Information you submit to our NatureWatch programs is pooled with information submitted by other participants across Canada, and is used by researchers at several Canadian universities to improve scientific knowledge of changes in Canada’s biodiversity, climate, and the natural environment. Being a NatureWatcher costs nothing, and is a great activity for children, adults, families, groups, and clubs. You choose the places where you go to enjoy nature – your backyard, a neighbourhood park, or a favourite forest, field or pond – and use the NatureWatch website on your smartphone to record the frogs, flowers, worms, or ice conditions you observe there.

Right now, NatureWatch hosts the following nature monitoring programs, with more to come in the future:

  • FrogWatch: Learn about Canada’s favourite amphibians while helping researchers and zoos monitor the health of frog population and frog habitat.
  • Ice Watch: Do you live near a pond, lake, or river that freezes over each winter? The dates when ice appears and disappears provide important information about patterns in Canada’s climate. Join our network of citizen scientists who have been tracking changes in winter ice conditions over many years.
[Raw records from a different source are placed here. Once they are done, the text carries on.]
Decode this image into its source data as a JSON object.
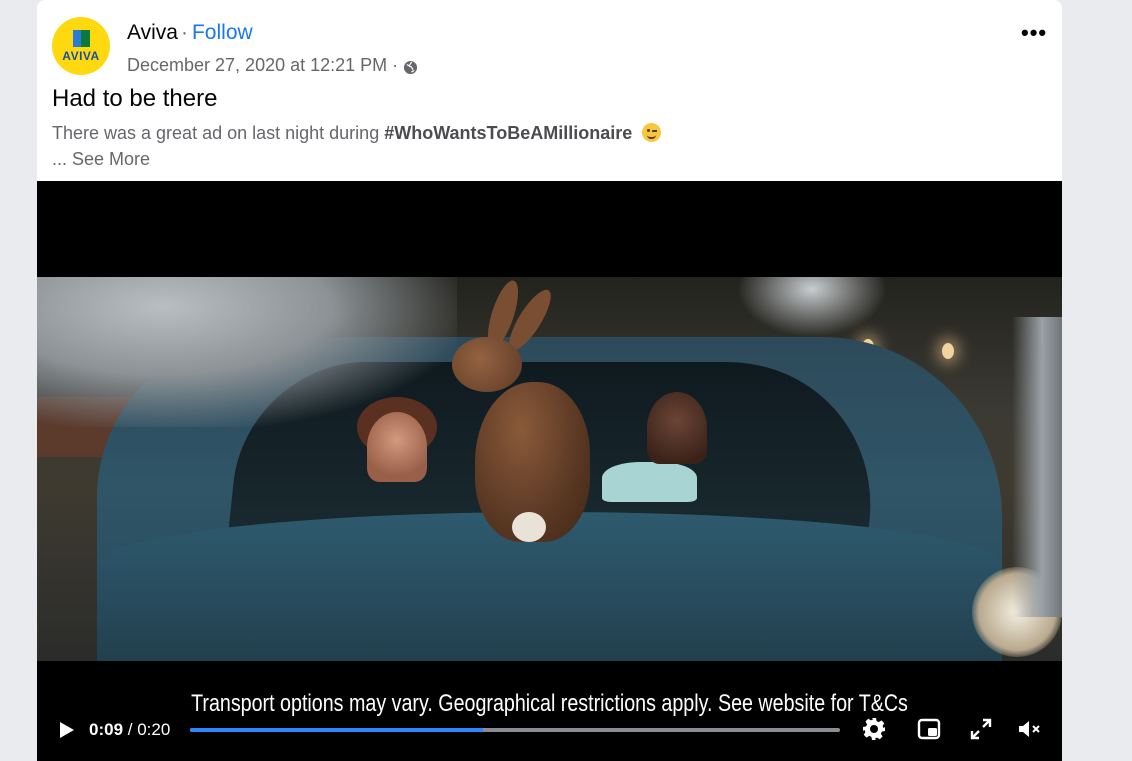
{
  "post": {
    "author": "Aviva",
    "separator": "·",
    "follow_label": "Follow",
    "timestamp": "December 27, 2020 at 12:21 PM",
    "timestamp_separator": "·",
    "audience_icon": "globe-icon",
    "more_icon": "more-options-icon",
    "more_label": "•••",
    "title": "Had to be there",
    "body_prefix": "There was a great ad on last night during",
    "hashtag": "#WhoWantsToBeAMillionaire",
    "emoji": "winking-face-emoji",
    "see_more": "... See More",
    "avatar": {
      "wordmark": "AVIVA",
      "background": "#ffd90f"
    }
  },
  "video": {
    "caption": "Transport options may vary. Geographical restrictions apply. See website for T&Cs",
    "current_time": "0:09",
    "time_separator": " / ",
    "duration": "0:20",
    "progress": 0.45,
    "controls": {
      "play_icon": "play-icon",
      "settings_icon": "gear-icon",
      "pip_icon": "picture-in-picture-icon",
      "fullscreen_icon": "fullscreen-icon",
      "mute_icon": "muted-speaker-icon"
    },
    "accent_color": "#2d88ff"
  },
  "colors": {
    "link": "#1877f2",
    "secondary_text": "#65676b",
    "page_background": "#e9ebee"
  }
}
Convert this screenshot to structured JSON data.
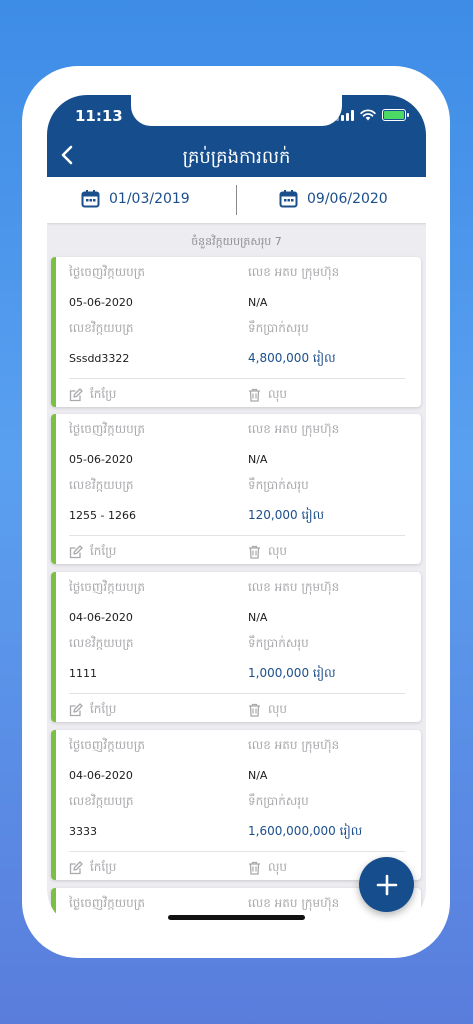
{
  "status_bar": {
    "time": "11:13"
  },
  "header": {
    "title": "គ្រប់គ្រងការលក់"
  },
  "date_filter": {
    "start": "01/03/2019",
    "end": "09/06/2020"
  },
  "summary": {
    "total_label": "ចំនួនវិក្កយបត្រសរុប 7"
  },
  "labels": {
    "issue_date": "ថ្ងៃចេញវិក្កយបត្រ",
    "company_vat": "លេខ អតប ក្រុមហ៊ុន",
    "invoice_no": "លេខវិក្កយបត្រ",
    "total_amount": "ទឹកប្រាក់សរុប",
    "edit": "កែប្រែ",
    "delete": "លុប"
  },
  "invoices": [
    {
      "date": "05-06-2020",
      "vat": "N/A",
      "number": "Sssdd3322",
      "amount": "4,800,000 រៀល"
    },
    {
      "date": "05-06-2020",
      "vat": "N/A",
      "number": "1255 - 1266",
      "amount": "120,000 រៀល"
    },
    {
      "date": "04-06-2020",
      "vat": "N/A",
      "number": "1111",
      "amount": "1,000,000 រៀល"
    },
    {
      "date": "04-06-2020",
      "vat": "N/A",
      "number": "3333",
      "amount": "1,600,000,000 រៀល"
    }
  ],
  "colors": {
    "primary": "#154d8d",
    "accent": "#7bc043",
    "background": "#3d8ce6"
  },
  "icons": {
    "back": "chevron-left-icon",
    "calendar": "calendar-icon",
    "edit": "pencil-icon",
    "delete": "trash-icon",
    "add": "plus-icon"
  }
}
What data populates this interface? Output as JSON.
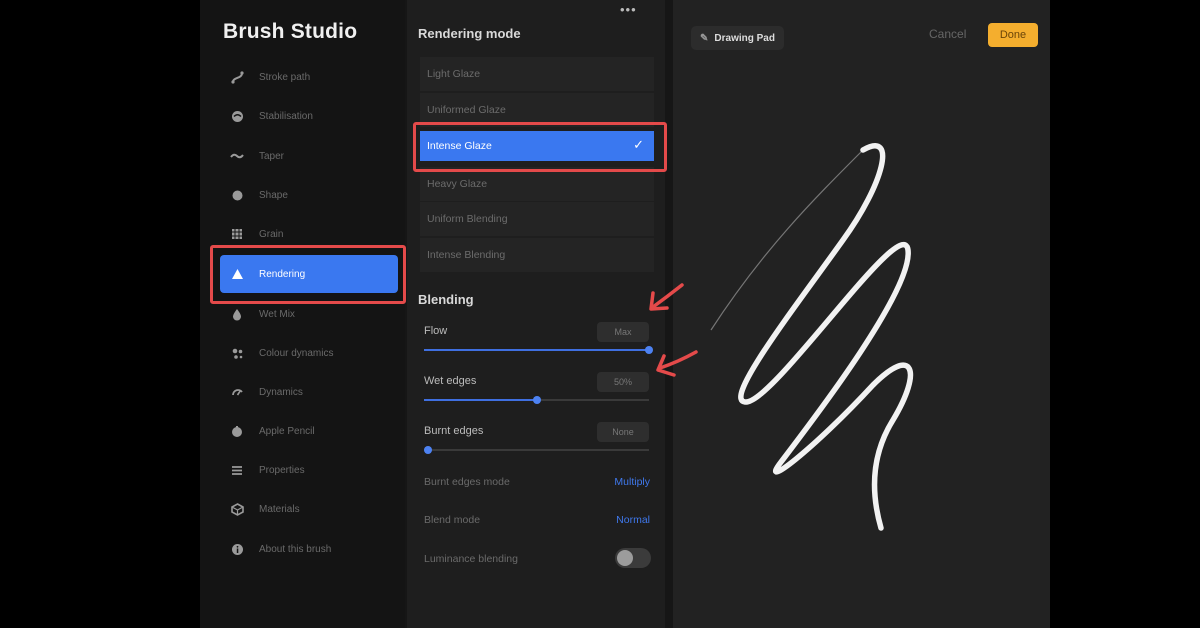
{
  "sidebar": {
    "title": "Brush Studio",
    "items": [
      {
        "label": "Stroke path",
        "icon": "stroke-path-icon"
      },
      {
        "label": "Stabilisation",
        "icon": "stabilisation-icon"
      },
      {
        "label": "Taper",
        "icon": "taper-icon"
      },
      {
        "label": "Shape",
        "icon": "shape-icon"
      },
      {
        "label": "Grain",
        "icon": "grain-icon"
      },
      {
        "label": "Rendering",
        "icon": "rendering-icon",
        "active": true
      },
      {
        "label": "Wet Mix",
        "icon": "wet-mix-icon"
      },
      {
        "label": "Colour dynamics",
        "icon": "colour-dynamics-icon"
      },
      {
        "label": "Dynamics",
        "icon": "dynamics-icon"
      },
      {
        "label": "Apple Pencil",
        "icon": "apple-pencil-icon"
      },
      {
        "label": "Properties",
        "icon": "properties-icon"
      },
      {
        "label": "Materials",
        "icon": "materials-icon"
      },
      {
        "label": "About this brush",
        "icon": "about-icon"
      }
    ]
  },
  "settings": {
    "more_label": "•••",
    "rendering_title": "Rendering mode",
    "modes": [
      {
        "label": "Light Glaze"
      },
      {
        "label": "Uniformed Glaze"
      },
      {
        "label": "Intense Glaze",
        "selected": true
      },
      {
        "label": "Heavy Glaze"
      },
      {
        "label": "Uniform Blending"
      },
      {
        "label": "Intense Blending"
      }
    ],
    "check_mark": "✓",
    "blending_title": "Blending",
    "flow": {
      "label": "Flow",
      "value_text": "Max",
      "value": 1.0
    },
    "wet_edges": {
      "label": "Wet edges",
      "value_text": "50%",
      "value": 0.5
    },
    "burnt_edges": {
      "label": "Burnt edges",
      "value_text": "None",
      "value": 0.0
    },
    "burnt_edges_mode": {
      "label": "Burnt edges mode",
      "value": "Multiply"
    },
    "blend_mode": {
      "label": "Blend mode",
      "value": "Normal"
    },
    "luminance_blending": {
      "label": "Luminance blending",
      "on": false
    }
  },
  "pad": {
    "button_label": "Drawing Pad",
    "button_icon": "edit-icon",
    "cancel_label": "Cancel",
    "done_label": "Done"
  },
  "colors": {
    "accent": "#3a78f0",
    "done": "#f4ae2e",
    "highlight": "#e44a4a"
  }
}
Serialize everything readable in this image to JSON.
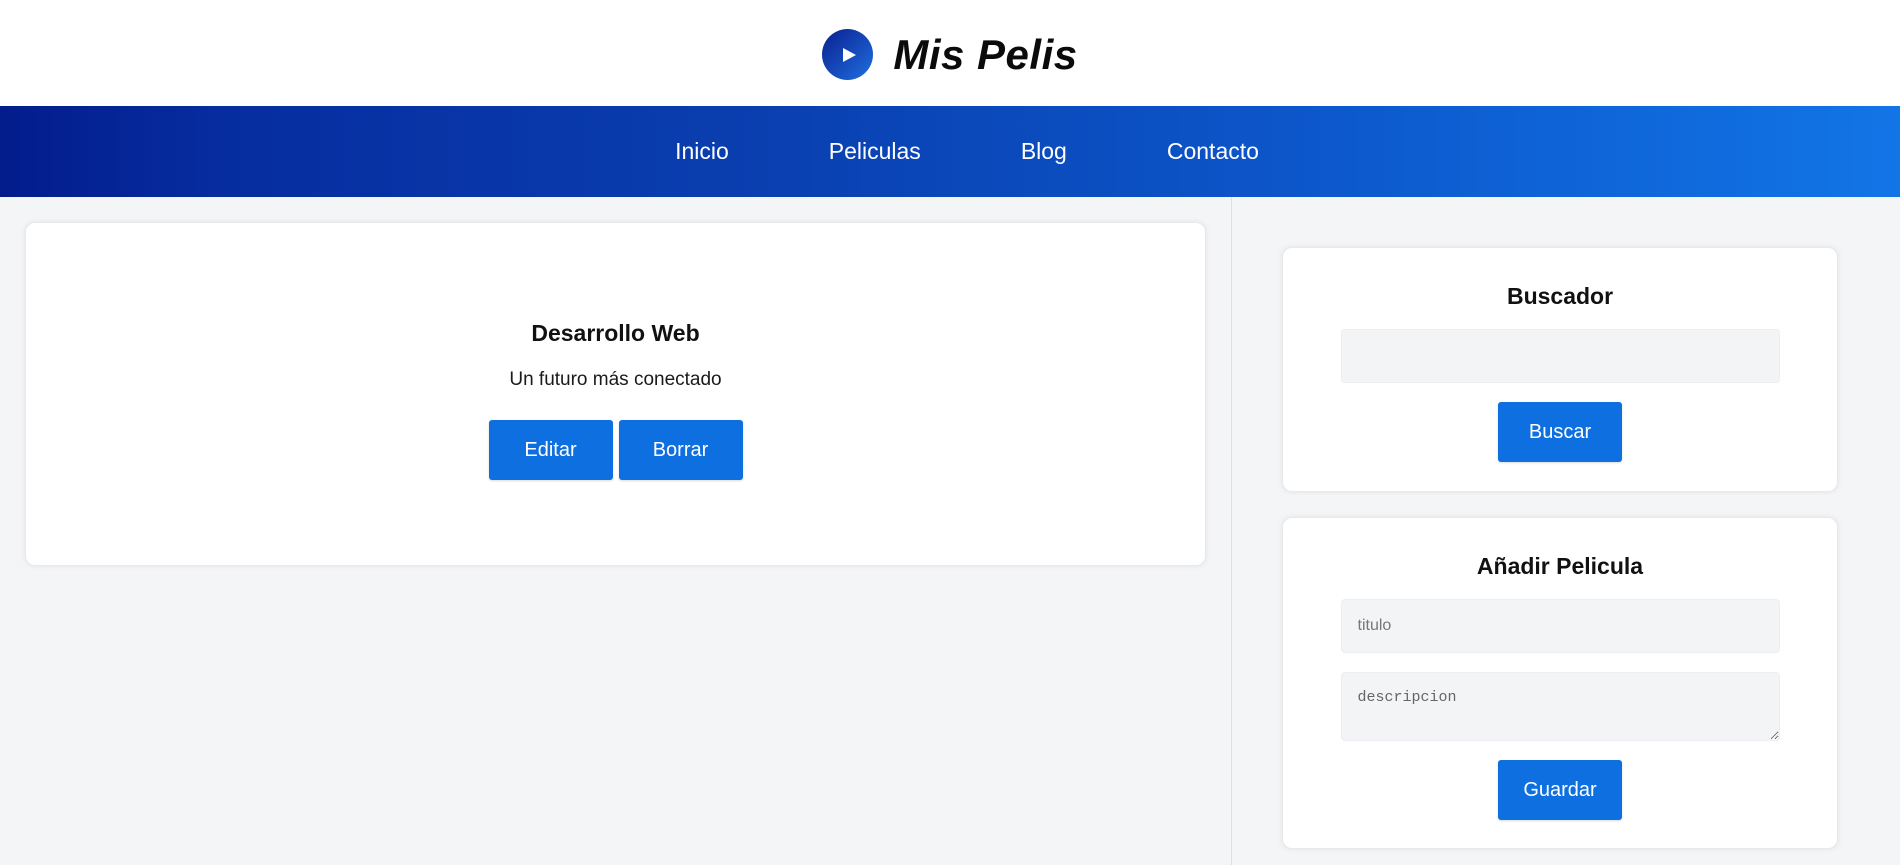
{
  "header": {
    "logo_icon": "play-icon",
    "title": "Mis Pelis"
  },
  "nav": {
    "items": [
      {
        "label": "Inicio"
      },
      {
        "label": "Peliculas"
      },
      {
        "label": "Blog"
      },
      {
        "label": "Contacto"
      }
    ]
  },
  "article": {
    "title": "Desarrollo Web",
    "description": "Un futuro más conectado",
    "edit_label": "Editar",
    "delete_label": "Borrar"
  },
  "search": {
    "title": "Buscador",
    "value": "",
    "button_label": "Buscar"
  },
  "add_movie": {
    "title": "Añadir Pelicula",
    "title_placeholder": "titulo",
    "description_placeholder": "descripcion",
    "button_label": "Guardar"
  },
  "colors": {
    "primary_button": "#0d6fe0",
    "nav_gradient_start": "#031c8c",
    "nav_gradient_end": "#1275e6",
    "background": "#f4f5f7"
  }
}
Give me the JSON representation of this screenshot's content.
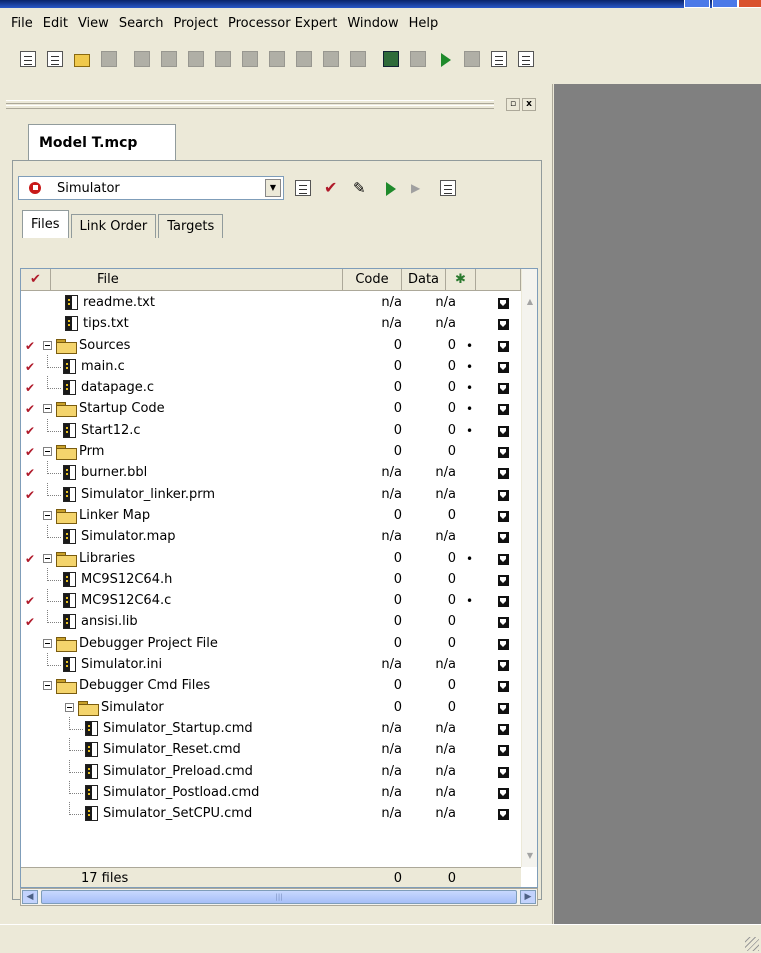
{
  "menu": [
    "File",
    "Edit",
    "View",
    "Search",
    "Project",
    "Processor Expert",
    "Window",
    "Help"
  ],
  "project_tab": "Model T.mcp",
  "target": {
    "selected": "Simulator"
  },
  "subtabs": [
    "Files",
    "Link Order",
    "Targets"
  ],
  "columns": {
    "file": "File",
    "code": "Code",
    "data": "Data"
  },
  "rows": [
    {
      "name": "readme.txt",
      "code": "n/a",
      "data": "n/a",
      "dot": "",
      "checked": false
    },
    {
      "name": "tips.txt",
      "code": "n/a",
      "data": "n/a",
      "dot": "",
      "checked": false
    },
    {
      "name": "Sources",
      "code": "0",
      "data": "0",
      "dot": "•",
      "checked": true
    },
    {
      "name": "main.c",
      "code": "0",
      "data": "0",
      "dot": "•",
      "checked": true
    },
    {
      "name": "datapage.c",
      "code": "0",
      "data": "0",
      "dot": "•",
      "checked": true
    },
    {
      "name": "Startup Code",
      "code": "0",
      "data": "0",
      "dot": "•",
      "checked": true
    },
    {
      "name": "Start12.c",
      "code": "0",
      "data": "0",
      "dot": "•",
      "checked": true
    },
    {
      "name": "Prm",
      "code": "0",
      "data": "0",
      "dot": "",
      "checked": true
    },
    {
      "name": "burner.bbl",
      "code": "n/a",
      "data": "n/a",
      "dot": "",
      "checked": true
    },
    {
      "name": "Simulator_linker.prm",
      "code": "n/a",
      "data": "n/a",
      "dot": "",
      "checked": true
    },
    {
      "name": "Linker Map",
      "code": "0",
      "data": "0",
      "dot": "",
      "checked": false
    },
    {
      "name": "Simulator.map",
      "code": "n/a",
      "data": "n/a",
      "dot": "",
      "checked": false
    },
    {
      "name": "Libraries",
      "code": "0",
      "data": "0",
      "dot": "•",
      "checked": true
    },
    {
      "name": "MC9S12C64.h",
      "code": "0",
      "data": "0",
      "dot": "",
      "checked": false
    },
    {
      "name": "MC9S12C64.c",
      "code": "0",
      "data": "0",
      "dot": "•",
      "checked": true
    },
    {
      "name": "ansisi.lib",
      "code": "0",
      "data": "0",
      "dot": "",
      "checked": true
    },
    {
      "name": "Debugger Project File",
      "code": "0",
      "data": "0",
      "dot": "",
      "checked": false
    },
    {
      "name": "Simulator.ini",
      "code": "n/a",
      "data": "n/a",
      "dot": "",
      "checked": false
    },
    {
      "name": "Debugger Cmd Files",
      "code": "0",
      "data": "0",
      "dot": "",
      "checked": false
    },
    {
      "name": "Simulator",
      "code": "0",
      "data": "0",
      "dot": "",
      "checked": false
    },
    {
      "name": "Simulator_Startup.cmd",
      "code": "n/a",
      "data": "n/a",
      "dot": "",
      "checked": false
    },
    {
      "name": "Simulator_Reset.cmd",
      "code": "n/a",
      "data": "n/a",
      "dot": "",
      "checked": false
    },
    {
      "name": "Simulator_Preload.cmd",
      "code": "n/a",
      "data": "n/a",
      "dot": "",
      "checked": false
    },
    {
      "name": "Simulator_Postload.cmd",
      "code": "n/a",
      "data": "n/a",
      "dot": "",
      "checked": false
    },
    {
      "name": "Simulator_SetCPU.cmd",
      "code": "n/a",
      "data": "n/a",
      "dot": "",
      "checked": false
    }
  ],
  "footer": {
    "files": "17 files",
    "code": "0",
    "data": "0"
  },
  "colors": {
    "check": "#B01A2A",
    "workspace": "#808080",
    "chrome": "#ECE9D8"
  }
}
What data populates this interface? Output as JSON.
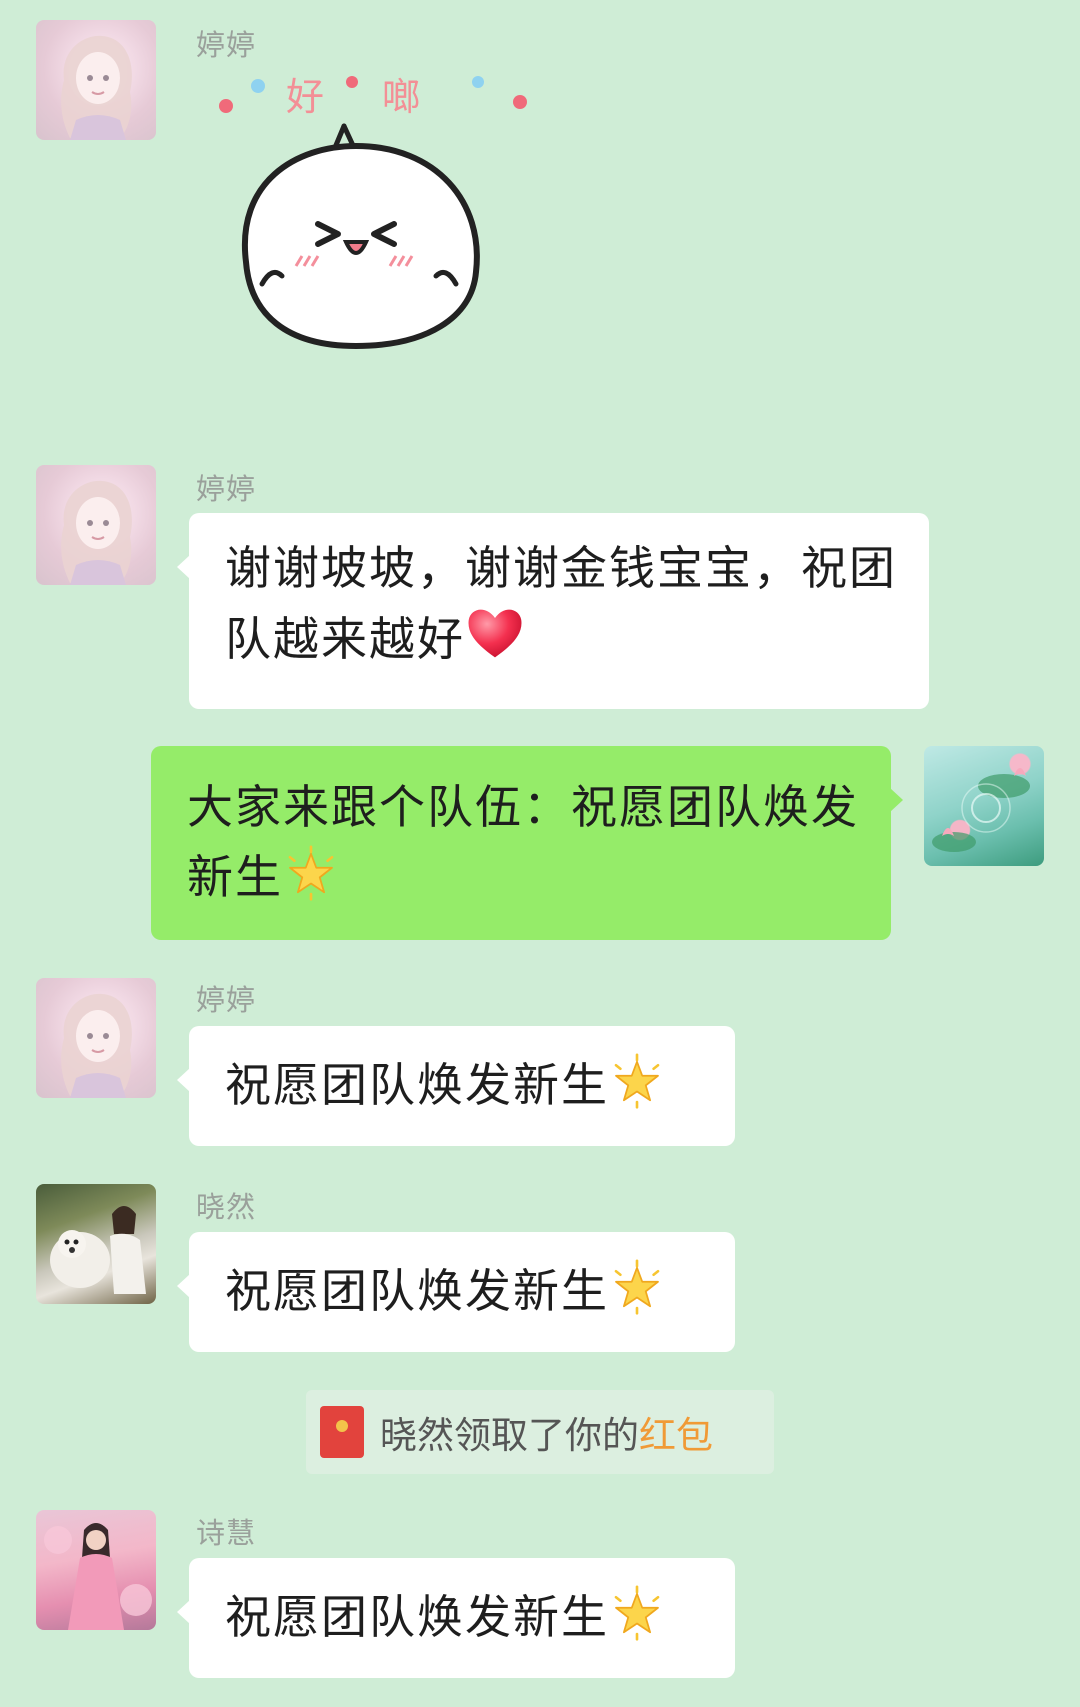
{
  "colors": {
    "background": "#cfedd6",
    "bubble_in": "#ffffff",
    "bubble_out": "#95ec69",
    "highlight": "#f09a36"
  },
  "sticker": {
    "text_1": "好",
    "text_2": "啷"
  },
  "messages": [
    {
      "sender": "婷婷",
      "text": "谢谢坡坡，谢谢金钱宝宝，祝团队越来越好",
      "emoji": "red-heart"
    },
    {
      "sender": "",
      "text": "大家来跟个队伍：祝愿团队焕发新生",
      "emoji": "glowing-star"
    },
    {
      "sender": "婷婷",
      "text": "祝愿团队焕发新生",
      "emoji": "glowing-star"
    },
    {
      "sender": "晓然",
      "text": "祝愿团队焕发新生",
      "emoji": "glowing-star"
    },
    {
      "sender": "诗慧",
      "text": "祝愿团队焕发新生",
      "emoji": "glowing-star"
    }
  ],
  "first_sender": "婷婷",
  "system_notice": {
    "text": "晓然领取了你的",
    "highlight": "红包"
  }
}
  • PlantWatch: The blooming times of Canada’s most easily-recognized plant species help scientists to track changing climate trends and their impacts. If you love to garden or have an eye for flowers, please help PlantWatch and its network of volunteer provincial coordinators monitor Canada’s changing natural environment.
  • WormWatch: Worms might gross some people out, but at WormWatch, we think worms provide an exciting way to teach kids about the importance of soil and the organisms that live in it. And the kids agree with us. If you’re a teacher, guide or scout leader, or someone with a bunch of kids to amuse on a sunny afternoon, get out your shovel and your smartphone and give WormWatch a try.